A Catedral de Montes Claros guarda um arsenal de histórias reais e muitas lendas. Foi construída sobre um antigo cemitério, com registros fotográficos que impressionam até hoje. Também detém fama de ser uma das mais belas construções arquitetônicas religiosas do mundo. Enfim, há textos mais informativos e registros documentais precisos sobre esse famoso templo católico.

Uma das coisas que mais me impressiona na Catedral é a cripta localizada na parte de trás, onde descansam bispos que prestaram serviços na arquidiocese local. Quantos precisamente, não sei. Ainda ignoro se foi feita alguma reforma na igreja e, em função disso, mudaram a configuração da cripta.  Resido fora de Montes Claros desde o final dos anos 80.

Desde criança, eu brincava por lá, puxando meu inesquecível carrinho amarelo de corridas. Fazia parte do meu itinerário de passeios vespertinos, quase ao cair do sol. Sempre parava perto da cripta, olhando preocupado para aquela portinha gradeada e os lances difusos da escadinha escura. Lá embaixo, sabia, estavam os restos mortais dos sacerdotes.

Na verdade, medroso e curioso, nunca me atrevi a ficar por mais de 10 segundos nessa entrada gradeada, temendo que, de repente, algum dos bispos ali despontasse afoito, querendo sair. Grande bobagem, decorrente de intempestivo pensamento infantil…

Até pensei que uma menininha fantasma, moradora de casa meio abandonada da pracinha vizinha da cripta, fosse parente dos bispos engavetados na cripta. Ela sempre surgia em cima do muro para me cumprimentar, e cogitei a possibilidade de nos tornarmos amigos. Fui saber quem era e informaram que falecera há décadas.
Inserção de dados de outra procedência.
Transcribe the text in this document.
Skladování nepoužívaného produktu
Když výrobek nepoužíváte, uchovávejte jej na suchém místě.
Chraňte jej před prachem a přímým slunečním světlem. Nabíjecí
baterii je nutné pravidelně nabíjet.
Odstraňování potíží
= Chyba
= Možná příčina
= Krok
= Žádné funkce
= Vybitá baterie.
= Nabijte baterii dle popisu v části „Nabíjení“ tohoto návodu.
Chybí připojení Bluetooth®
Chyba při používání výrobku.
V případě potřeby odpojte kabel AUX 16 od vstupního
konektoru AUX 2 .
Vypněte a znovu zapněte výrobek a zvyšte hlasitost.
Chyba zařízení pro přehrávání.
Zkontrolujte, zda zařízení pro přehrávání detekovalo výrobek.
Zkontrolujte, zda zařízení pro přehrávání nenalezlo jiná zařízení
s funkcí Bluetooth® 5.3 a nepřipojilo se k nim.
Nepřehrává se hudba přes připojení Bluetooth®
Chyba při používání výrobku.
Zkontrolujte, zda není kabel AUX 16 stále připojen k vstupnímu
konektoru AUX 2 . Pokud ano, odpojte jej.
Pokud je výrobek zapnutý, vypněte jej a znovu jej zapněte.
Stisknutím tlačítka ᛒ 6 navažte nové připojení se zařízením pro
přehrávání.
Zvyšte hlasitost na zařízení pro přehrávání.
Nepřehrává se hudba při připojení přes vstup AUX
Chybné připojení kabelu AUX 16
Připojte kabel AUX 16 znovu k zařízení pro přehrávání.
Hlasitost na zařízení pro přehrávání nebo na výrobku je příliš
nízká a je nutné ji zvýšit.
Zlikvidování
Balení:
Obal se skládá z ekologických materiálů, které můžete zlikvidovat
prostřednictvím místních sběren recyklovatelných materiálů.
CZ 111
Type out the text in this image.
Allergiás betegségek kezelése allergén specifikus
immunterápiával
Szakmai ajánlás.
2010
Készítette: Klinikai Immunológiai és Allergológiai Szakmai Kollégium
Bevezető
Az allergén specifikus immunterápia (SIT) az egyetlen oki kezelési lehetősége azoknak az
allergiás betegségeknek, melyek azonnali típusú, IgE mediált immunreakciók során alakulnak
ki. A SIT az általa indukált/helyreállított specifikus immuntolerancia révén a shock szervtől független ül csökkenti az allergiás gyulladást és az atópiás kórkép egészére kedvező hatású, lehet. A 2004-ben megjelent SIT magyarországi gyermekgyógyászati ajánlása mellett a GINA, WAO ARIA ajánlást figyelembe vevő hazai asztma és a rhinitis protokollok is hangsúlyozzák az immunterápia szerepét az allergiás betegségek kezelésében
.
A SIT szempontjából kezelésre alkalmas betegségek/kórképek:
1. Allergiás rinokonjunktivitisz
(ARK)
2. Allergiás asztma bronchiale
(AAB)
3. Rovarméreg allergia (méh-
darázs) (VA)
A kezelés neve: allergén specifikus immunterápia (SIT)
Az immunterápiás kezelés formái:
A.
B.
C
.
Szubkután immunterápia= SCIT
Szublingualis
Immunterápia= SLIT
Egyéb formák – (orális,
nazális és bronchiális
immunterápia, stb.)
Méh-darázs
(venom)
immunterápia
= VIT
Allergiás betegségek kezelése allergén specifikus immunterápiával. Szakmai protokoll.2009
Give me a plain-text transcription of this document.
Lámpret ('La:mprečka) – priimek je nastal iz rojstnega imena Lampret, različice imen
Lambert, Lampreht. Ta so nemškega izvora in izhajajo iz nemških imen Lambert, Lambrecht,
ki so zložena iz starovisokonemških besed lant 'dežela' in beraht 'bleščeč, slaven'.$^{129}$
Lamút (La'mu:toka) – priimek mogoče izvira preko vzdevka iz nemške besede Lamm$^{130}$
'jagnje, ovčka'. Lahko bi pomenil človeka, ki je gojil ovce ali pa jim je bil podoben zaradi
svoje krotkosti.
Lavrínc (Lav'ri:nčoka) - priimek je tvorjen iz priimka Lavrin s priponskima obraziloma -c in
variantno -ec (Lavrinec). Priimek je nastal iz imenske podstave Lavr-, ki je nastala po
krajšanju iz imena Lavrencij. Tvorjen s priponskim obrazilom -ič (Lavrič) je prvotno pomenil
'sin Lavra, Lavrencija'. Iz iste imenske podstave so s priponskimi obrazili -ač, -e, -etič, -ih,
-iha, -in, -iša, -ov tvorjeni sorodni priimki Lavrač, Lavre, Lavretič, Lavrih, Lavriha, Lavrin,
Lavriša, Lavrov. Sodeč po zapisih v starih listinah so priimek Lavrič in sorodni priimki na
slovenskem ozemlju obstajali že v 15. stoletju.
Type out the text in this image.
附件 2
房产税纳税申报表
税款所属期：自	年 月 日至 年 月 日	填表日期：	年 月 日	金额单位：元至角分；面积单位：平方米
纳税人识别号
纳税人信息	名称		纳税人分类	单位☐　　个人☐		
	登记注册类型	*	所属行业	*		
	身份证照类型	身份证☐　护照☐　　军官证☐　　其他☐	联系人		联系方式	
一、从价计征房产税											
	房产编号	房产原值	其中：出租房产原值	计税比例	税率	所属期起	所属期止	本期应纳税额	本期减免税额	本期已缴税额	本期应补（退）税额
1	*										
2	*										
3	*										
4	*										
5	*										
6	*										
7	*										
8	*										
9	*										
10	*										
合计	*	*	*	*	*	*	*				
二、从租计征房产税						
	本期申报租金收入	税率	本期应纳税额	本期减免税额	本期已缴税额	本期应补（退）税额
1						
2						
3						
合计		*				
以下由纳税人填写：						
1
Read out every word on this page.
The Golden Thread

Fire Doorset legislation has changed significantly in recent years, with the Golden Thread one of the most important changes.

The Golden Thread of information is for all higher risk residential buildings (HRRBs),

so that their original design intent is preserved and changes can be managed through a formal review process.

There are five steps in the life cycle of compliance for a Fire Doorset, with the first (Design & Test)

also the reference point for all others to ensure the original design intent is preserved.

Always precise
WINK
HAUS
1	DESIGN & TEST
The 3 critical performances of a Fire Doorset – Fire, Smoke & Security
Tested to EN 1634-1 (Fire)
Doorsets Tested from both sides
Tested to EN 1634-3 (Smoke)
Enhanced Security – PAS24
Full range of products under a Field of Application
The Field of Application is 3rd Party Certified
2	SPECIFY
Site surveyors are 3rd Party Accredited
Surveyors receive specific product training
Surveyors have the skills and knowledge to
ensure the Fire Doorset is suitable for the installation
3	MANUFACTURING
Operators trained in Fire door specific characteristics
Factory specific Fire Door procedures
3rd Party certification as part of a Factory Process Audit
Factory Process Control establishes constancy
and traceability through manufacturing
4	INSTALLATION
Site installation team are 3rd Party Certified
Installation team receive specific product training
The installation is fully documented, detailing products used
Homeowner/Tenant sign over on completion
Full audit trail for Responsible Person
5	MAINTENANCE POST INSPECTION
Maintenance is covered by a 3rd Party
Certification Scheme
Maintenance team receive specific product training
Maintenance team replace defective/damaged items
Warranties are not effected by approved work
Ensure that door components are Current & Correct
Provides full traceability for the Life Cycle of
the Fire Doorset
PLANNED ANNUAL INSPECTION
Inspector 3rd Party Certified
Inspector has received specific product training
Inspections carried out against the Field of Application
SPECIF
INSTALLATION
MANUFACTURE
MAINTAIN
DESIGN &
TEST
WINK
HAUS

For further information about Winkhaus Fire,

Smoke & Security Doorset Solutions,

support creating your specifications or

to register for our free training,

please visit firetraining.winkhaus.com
Ou seja: a casa em questão não tinha nenhum morador vivo.

A partir daí, mudei meu itinerário tradicional, descartando encurtar caminho de volta ao lar pelos fundos da catedral. Pois lá estava a cripta posicionada em aspecto desafiante, porta gradeada passível de ser escancarada sem aviso nenhum. “Será que os bispos surgiriam com as vestes religiosas da época?”

Já adulto, ao volante do nosso velho Dodge 1.800 GT, carro familiar, empreendi esse percurso tão temido na infância altas horas da noite, olhando firme em direção à cripta. Nada. Os bispos realmente descansavam.

Somente uma ocasião, perto das 2h, dei de cara com uma garotinha de chapeuzinho e toda elegante, trajes bem antiquados, sentada em frente à Catedral. Esperaria alguém? Estranho uma criança estar sozinha tão tarde da noite, sob temperatura gelada. Os pezinhos dela balançavam felizes na rampa frontal da igreja.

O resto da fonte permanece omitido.